Two weeks of working sessions with the IT and Maintenance team. We mapped their actual request types, built a categorisation taxonomy of 97 values (replacing the previous "everything is a generic ticket" approach), configured RBAC, and aligned SLA targets to what the team could realistically deliver. Asset imports from both spreadsheet and Intune were completed in parallel.
This is where the platform started doing work the team used to do manually. We built an SQL lookup that auto-populates the user's department when they raise a request (but still lets them change it). We simplified the RFC workflow, collapsing authorisation and in-progress into a cleaner flow with CAB approval groups for normal and emergency changes. We configured a custom resource booking workflow for loan equipment, ad-hoc change communication actions, email templates, and ticket rules for automated assignment based on category.

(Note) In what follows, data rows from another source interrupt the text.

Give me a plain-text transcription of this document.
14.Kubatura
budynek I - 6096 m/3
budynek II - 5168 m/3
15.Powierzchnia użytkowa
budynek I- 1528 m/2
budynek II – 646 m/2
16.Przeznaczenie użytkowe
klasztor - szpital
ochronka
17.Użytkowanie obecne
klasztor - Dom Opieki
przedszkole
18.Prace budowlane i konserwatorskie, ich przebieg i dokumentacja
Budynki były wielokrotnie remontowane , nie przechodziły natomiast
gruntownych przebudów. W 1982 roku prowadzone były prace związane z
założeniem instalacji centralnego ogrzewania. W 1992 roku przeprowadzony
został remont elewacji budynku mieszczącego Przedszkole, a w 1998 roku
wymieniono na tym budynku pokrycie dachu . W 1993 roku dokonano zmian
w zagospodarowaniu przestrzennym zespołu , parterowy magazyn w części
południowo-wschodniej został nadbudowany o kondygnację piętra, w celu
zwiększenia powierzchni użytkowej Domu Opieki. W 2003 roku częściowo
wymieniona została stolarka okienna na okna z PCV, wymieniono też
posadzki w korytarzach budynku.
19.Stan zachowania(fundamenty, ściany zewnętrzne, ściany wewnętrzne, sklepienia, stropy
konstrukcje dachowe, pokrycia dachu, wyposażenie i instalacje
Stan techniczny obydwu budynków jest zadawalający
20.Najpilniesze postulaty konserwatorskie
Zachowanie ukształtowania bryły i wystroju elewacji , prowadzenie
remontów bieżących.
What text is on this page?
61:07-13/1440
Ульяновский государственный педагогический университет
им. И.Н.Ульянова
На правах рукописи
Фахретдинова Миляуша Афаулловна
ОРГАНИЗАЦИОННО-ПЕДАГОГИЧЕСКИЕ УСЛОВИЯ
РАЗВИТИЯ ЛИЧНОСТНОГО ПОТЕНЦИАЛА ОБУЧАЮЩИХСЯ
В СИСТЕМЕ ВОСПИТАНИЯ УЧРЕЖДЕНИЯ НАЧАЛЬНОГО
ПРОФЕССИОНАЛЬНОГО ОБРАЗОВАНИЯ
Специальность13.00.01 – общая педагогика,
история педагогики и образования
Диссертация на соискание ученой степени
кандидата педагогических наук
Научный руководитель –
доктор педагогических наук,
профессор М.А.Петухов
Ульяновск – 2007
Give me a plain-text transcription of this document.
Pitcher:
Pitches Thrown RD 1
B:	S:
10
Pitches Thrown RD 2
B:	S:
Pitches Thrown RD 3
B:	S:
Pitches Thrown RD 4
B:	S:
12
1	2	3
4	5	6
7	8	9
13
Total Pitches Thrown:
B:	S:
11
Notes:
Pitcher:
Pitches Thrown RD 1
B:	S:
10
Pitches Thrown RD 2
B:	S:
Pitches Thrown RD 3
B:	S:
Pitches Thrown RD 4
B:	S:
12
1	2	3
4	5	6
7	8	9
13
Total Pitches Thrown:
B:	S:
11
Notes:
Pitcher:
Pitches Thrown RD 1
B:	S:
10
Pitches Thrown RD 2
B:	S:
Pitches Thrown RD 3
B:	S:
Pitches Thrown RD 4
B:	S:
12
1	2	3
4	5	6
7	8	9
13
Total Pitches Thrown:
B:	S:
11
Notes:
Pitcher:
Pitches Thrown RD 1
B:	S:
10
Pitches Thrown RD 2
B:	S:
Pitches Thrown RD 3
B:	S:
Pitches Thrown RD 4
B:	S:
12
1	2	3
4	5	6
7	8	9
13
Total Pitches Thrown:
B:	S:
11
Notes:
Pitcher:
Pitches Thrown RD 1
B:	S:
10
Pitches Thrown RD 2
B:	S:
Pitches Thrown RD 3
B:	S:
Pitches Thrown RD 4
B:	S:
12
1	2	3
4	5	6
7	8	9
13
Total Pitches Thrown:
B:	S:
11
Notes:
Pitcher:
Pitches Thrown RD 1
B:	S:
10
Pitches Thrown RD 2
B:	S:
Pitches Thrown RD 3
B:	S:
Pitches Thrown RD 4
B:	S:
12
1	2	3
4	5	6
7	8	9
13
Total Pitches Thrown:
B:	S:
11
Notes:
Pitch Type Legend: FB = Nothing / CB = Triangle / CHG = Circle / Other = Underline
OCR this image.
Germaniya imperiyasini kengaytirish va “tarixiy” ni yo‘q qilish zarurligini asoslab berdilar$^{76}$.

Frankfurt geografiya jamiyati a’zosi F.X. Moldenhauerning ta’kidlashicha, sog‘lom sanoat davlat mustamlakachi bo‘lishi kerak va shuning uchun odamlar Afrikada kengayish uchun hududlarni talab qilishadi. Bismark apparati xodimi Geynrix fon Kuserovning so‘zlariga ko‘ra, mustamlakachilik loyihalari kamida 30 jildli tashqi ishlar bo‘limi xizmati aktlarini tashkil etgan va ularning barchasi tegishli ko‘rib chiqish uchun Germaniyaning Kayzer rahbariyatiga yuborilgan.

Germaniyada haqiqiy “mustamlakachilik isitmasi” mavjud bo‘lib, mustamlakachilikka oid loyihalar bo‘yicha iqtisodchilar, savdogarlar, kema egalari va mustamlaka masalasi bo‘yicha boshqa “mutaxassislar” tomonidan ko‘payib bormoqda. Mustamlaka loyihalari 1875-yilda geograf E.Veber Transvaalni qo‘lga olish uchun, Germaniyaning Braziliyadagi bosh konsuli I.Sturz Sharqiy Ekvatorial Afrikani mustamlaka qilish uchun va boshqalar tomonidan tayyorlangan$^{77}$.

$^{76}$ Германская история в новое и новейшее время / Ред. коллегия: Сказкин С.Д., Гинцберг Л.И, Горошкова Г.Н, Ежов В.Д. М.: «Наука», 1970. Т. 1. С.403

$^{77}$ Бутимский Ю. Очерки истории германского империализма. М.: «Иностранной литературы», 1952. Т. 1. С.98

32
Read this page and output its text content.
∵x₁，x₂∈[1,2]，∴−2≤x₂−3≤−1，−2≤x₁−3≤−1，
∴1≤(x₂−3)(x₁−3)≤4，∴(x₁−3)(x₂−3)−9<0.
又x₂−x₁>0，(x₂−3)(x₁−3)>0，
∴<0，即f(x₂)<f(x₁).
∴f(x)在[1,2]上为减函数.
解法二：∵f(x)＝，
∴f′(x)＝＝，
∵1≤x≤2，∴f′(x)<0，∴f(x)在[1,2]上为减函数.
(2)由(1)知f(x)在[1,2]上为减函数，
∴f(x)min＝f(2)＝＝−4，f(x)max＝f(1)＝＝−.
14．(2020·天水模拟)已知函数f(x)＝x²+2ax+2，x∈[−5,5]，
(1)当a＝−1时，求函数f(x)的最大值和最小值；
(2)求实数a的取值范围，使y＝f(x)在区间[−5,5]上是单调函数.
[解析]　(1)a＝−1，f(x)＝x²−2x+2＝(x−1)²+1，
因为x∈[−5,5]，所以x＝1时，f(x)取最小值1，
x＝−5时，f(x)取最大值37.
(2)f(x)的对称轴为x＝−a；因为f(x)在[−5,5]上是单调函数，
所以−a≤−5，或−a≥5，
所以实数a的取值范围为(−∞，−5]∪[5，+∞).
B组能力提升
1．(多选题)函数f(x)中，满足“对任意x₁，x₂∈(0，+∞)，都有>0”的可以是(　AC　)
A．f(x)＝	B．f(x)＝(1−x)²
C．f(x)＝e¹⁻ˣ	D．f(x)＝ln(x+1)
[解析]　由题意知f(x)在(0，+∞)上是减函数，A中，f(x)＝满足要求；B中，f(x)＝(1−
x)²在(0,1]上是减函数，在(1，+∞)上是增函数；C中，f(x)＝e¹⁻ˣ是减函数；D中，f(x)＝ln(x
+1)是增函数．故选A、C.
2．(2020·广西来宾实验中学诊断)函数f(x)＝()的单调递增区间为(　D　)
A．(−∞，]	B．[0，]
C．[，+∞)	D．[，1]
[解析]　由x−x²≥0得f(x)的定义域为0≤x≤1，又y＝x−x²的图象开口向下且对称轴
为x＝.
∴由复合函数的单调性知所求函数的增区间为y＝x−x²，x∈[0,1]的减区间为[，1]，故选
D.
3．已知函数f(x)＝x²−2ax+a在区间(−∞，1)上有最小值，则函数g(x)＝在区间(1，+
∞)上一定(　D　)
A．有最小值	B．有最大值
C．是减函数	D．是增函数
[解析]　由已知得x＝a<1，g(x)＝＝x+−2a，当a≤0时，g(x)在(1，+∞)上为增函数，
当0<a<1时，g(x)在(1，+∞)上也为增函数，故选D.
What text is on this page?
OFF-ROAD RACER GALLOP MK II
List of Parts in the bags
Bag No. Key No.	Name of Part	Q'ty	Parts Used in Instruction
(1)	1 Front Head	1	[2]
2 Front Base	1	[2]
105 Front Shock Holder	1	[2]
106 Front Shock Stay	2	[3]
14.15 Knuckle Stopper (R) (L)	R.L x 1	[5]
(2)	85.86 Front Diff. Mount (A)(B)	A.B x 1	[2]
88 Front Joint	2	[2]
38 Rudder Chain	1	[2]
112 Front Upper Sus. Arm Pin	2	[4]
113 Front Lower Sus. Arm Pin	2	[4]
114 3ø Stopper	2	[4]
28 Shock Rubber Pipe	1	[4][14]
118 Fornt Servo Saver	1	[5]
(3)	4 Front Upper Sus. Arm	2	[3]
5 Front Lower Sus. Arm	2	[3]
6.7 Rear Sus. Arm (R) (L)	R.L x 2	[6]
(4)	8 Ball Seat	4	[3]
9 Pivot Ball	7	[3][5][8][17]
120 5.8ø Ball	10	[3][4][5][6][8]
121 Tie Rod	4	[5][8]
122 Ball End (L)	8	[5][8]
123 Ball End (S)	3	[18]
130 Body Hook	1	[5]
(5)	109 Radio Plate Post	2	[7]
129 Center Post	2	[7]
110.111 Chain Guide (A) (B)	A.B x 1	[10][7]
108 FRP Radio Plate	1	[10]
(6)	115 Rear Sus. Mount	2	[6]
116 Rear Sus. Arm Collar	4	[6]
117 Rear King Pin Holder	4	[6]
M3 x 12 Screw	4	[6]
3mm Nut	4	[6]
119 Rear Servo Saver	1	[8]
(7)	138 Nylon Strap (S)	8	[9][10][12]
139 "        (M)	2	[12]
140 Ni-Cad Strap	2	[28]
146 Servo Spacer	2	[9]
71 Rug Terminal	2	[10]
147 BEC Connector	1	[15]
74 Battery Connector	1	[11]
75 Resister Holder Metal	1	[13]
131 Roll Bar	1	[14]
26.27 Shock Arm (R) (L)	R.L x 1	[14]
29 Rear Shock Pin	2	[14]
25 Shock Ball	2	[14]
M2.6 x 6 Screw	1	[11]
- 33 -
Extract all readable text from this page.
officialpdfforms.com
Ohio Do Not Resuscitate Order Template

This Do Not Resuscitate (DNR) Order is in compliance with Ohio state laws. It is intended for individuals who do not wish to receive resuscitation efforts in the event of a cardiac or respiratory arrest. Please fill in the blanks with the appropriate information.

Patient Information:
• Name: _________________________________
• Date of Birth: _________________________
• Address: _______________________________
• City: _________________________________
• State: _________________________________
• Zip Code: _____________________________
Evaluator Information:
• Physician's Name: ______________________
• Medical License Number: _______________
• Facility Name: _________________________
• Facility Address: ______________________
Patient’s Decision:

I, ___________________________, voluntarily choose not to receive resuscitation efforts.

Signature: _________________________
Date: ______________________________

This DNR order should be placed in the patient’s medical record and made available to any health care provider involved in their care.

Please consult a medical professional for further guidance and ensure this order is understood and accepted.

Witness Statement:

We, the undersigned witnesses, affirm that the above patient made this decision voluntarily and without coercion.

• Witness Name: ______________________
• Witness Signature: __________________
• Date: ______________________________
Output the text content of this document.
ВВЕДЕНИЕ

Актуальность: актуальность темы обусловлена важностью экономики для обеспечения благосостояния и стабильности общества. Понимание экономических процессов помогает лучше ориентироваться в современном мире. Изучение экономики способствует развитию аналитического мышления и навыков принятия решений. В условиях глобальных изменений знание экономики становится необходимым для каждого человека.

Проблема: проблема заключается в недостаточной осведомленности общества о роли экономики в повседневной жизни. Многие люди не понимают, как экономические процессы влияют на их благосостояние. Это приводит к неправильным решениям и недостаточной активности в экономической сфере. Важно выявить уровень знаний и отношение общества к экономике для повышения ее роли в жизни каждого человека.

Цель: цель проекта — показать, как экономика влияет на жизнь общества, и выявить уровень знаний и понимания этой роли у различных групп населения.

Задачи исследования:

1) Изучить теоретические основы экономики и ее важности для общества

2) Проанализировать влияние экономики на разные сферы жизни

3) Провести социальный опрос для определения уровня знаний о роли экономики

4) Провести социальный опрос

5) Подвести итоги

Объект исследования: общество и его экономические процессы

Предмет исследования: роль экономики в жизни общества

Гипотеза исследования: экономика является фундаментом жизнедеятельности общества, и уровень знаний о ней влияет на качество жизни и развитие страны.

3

This was the capability they didn't have before and wanted most. We configured the ability to create problems from incidents - particularly for cybersecurity alerts, where the team can now raise a problem, assign a problem manager, link related incidents, and update all stakeholders from a single action. We also set up Entra ID integration for user and agent imports, configured the self-service portal CSS, and built scheduled reports including a quarterly change summary.
Open tickets migrated from SolarWinds. SSO confirmed for all agents and end users. Mailbox cutover completed mid-week. All recorded workshop sessions served as training material - agents picked up the new system quickly. Hypercare began immediately after cutover with continual availability through Teams.
Beyond the standard platform configuration, these were the specific capabilities that changed how the team works day-to-day

Within the first three months of go-live, the numbers told the story clearly:
But the numbers only tell half the story. The shift that mattered most was operational. The team went from a platform where every ticket looked the same and every action was manual, to one where cybersecurity alerts automatically become problems with assigned owners, duplicate tickets merge in two clicks (something that was “very hard” in SolarWinds), and closure codes give leadership actual data on what’s being resolved and how.
Agents picked up the new system quickly — the recorded workshops and Loom documentation meant there was always a reference to go back to. The only feedback for improvement was that training could have been more formalised and structured, something we’ve since built into our standard engagement model.
The platform is now the foundation for the college’s ESM expansion. The Facilities department is currently being scoped for onboarding — the first non-IT team to run through Halo — and the 97-category taxonomy is designed to extend rather than rebuild.

Training. The recorded workshops and Loom videos worked, with agents productive from day one. But the client told us they would have valued more formalised, structured training sessions. We've since built a dedicated training phase into our standard engagement model with role-based sessions for agents, end users, and leadership.